Come ha evidenziato il Novati, che dedicò vari lavori alle serie alfabetiche proverbiali, il progetto originario di maestro Guidotto doveva essere quello di disporre i versi in modo tale che la rima del distico coincidesse con il nome della lettera dell’alfabeto. Il tentativo non riesce sempre: se nei distici contrassegnati dalle lettere lmnr l’operazione va a buon fine, negli altri casi il poeta deve accontentarsi di creare un’assonanza fra la lettera e la rima (si vedano i distici relativi alle lettere bc e d). Evidentemente Guidotto non aveva velleità tecniche in fatto di rima, gli bastava che il componimento assolvesse la sua finalità, che potremmo definire, ante litteram, ludolinguistica: i proverbi messi in versi consentivano al lettore di memorizzare la forma delle lettere e il loro nome mediante l’ausilio di sentenze moraleggianti e proverbiali. Lo stesso scopo accomuna anche altri componimenti proverbiali alfabetici in volgare, i quali, come ha evidenziato Novati

  • 17 Novati, «Le serie alfabetiche», I, p. 397.

mirano pur sempre a far opera di edificazione e di ammaestramento, a preparare dei componimenti che gli scolari potevano leggere, imparare a memoria, recitare e cantare.

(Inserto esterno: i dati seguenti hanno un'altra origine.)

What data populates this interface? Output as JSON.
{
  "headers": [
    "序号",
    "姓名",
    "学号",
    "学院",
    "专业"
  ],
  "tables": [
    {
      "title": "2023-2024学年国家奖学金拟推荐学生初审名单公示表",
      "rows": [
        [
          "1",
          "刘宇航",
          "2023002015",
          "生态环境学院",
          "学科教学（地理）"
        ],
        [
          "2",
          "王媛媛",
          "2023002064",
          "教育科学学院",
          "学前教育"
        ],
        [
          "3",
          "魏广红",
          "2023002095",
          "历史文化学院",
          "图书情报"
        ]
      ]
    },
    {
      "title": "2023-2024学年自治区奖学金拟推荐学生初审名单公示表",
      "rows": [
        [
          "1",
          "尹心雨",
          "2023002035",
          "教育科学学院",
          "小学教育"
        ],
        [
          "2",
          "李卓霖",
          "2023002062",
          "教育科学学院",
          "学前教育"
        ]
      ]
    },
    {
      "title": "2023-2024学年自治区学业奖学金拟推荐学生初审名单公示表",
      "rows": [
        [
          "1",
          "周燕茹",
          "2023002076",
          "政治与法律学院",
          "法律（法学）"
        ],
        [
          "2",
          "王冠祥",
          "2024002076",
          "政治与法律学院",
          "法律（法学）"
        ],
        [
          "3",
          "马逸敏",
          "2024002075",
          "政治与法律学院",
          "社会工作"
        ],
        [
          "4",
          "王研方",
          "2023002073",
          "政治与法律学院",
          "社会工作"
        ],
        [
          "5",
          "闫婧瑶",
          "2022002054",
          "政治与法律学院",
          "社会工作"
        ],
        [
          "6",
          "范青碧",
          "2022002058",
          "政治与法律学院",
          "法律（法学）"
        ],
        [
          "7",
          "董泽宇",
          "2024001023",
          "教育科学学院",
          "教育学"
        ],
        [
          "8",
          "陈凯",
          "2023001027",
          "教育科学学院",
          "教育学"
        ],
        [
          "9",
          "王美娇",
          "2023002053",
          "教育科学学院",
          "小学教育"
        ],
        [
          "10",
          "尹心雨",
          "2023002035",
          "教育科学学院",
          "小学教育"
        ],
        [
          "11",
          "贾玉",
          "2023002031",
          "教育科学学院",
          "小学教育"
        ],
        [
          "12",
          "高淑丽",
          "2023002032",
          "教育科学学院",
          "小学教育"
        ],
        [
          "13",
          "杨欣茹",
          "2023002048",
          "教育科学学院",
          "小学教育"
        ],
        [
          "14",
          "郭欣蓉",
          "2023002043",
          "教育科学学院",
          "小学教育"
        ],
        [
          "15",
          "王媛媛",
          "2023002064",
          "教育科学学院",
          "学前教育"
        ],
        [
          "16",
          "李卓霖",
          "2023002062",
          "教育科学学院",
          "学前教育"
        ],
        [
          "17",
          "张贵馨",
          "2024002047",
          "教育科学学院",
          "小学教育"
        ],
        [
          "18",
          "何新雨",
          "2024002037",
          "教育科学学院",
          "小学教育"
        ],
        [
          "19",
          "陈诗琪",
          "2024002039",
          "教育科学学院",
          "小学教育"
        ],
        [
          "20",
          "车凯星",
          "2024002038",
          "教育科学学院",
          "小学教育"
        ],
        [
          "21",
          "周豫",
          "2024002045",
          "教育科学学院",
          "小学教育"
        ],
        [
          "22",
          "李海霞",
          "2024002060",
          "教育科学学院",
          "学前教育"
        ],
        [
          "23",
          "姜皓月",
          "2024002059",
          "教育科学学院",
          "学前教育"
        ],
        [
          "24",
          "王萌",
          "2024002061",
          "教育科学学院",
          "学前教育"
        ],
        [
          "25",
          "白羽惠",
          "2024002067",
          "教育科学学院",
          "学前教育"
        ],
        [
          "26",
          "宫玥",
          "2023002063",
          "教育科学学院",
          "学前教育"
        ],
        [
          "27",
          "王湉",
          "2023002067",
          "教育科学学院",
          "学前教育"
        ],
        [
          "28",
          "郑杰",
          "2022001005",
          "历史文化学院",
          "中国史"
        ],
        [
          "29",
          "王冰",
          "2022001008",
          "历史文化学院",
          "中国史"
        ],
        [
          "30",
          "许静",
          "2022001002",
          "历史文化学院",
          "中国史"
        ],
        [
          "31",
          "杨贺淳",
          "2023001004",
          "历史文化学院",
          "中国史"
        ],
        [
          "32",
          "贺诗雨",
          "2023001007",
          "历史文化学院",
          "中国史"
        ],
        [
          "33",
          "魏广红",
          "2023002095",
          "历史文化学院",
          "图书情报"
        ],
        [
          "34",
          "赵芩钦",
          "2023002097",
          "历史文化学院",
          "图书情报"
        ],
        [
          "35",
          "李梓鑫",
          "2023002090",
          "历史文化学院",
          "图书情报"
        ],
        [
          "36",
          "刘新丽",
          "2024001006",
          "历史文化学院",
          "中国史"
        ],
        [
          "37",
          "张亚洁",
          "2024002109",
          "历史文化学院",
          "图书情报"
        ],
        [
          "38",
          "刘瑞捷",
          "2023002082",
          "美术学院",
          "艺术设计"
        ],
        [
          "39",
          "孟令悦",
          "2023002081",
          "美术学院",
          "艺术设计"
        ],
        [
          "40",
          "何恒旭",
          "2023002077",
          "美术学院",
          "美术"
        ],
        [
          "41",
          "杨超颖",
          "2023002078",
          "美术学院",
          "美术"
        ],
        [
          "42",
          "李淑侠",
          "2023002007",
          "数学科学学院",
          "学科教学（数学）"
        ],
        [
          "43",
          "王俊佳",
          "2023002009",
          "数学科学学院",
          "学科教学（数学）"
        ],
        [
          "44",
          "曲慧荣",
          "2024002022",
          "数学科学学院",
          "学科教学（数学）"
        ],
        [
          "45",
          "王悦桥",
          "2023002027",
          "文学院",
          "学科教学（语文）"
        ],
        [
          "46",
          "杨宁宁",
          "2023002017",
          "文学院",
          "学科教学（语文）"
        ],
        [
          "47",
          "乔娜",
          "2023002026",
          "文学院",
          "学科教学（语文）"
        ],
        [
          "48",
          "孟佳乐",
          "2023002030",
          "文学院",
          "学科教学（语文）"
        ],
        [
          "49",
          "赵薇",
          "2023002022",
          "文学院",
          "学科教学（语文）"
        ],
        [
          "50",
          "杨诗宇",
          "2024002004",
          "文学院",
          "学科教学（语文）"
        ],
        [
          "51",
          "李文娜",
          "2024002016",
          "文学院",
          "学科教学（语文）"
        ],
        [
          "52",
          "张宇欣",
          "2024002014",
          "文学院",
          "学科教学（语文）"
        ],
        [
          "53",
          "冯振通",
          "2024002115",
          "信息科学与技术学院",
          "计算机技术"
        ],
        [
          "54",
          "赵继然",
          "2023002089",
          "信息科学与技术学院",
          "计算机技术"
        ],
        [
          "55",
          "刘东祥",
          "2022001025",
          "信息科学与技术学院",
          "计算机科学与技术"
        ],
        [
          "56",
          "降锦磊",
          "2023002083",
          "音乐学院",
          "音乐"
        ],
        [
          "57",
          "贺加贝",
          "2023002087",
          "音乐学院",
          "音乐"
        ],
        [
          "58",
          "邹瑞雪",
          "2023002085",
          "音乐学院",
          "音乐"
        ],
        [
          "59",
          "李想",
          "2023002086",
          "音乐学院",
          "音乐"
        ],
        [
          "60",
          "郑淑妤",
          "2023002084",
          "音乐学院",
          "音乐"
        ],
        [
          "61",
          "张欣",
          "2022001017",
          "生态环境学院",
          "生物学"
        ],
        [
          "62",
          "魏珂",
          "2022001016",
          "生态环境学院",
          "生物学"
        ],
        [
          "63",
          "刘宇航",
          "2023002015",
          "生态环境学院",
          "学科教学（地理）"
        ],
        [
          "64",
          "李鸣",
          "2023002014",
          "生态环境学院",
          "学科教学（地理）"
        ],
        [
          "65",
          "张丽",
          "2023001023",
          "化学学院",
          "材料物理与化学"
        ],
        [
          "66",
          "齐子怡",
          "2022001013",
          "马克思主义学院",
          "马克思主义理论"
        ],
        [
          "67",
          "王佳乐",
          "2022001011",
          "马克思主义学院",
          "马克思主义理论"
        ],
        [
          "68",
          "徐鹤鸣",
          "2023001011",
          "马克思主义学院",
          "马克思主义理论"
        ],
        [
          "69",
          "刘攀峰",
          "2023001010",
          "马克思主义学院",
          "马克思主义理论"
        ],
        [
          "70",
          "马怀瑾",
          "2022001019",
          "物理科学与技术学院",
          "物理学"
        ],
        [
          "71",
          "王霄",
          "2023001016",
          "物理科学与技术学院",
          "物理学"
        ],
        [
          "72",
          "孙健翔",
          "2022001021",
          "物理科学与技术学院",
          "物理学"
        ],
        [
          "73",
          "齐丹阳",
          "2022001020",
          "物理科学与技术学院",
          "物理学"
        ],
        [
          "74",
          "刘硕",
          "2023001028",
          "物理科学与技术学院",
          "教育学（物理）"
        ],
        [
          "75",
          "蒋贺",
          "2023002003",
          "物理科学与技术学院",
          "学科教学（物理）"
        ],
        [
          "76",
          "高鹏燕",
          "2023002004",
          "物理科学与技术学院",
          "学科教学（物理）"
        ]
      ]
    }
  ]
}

È probabile dunque che anche altre compilazioni moraleggianti e raccolte di sentenze fossero impiegate come strumenti per l’insegnamento del volgare, come del resto indica chiaramente la loro collocazione in manoscritti miscellanei che per contenuti e origine possiamo ritenere particolarmente vicini agli ambienti scolastici.

Giovanni Teresi

 

 Bibliografia: Cahers de Recherches Médiévale set Humanistes   

 (Jourmal of Medieval and Humanistic Studies)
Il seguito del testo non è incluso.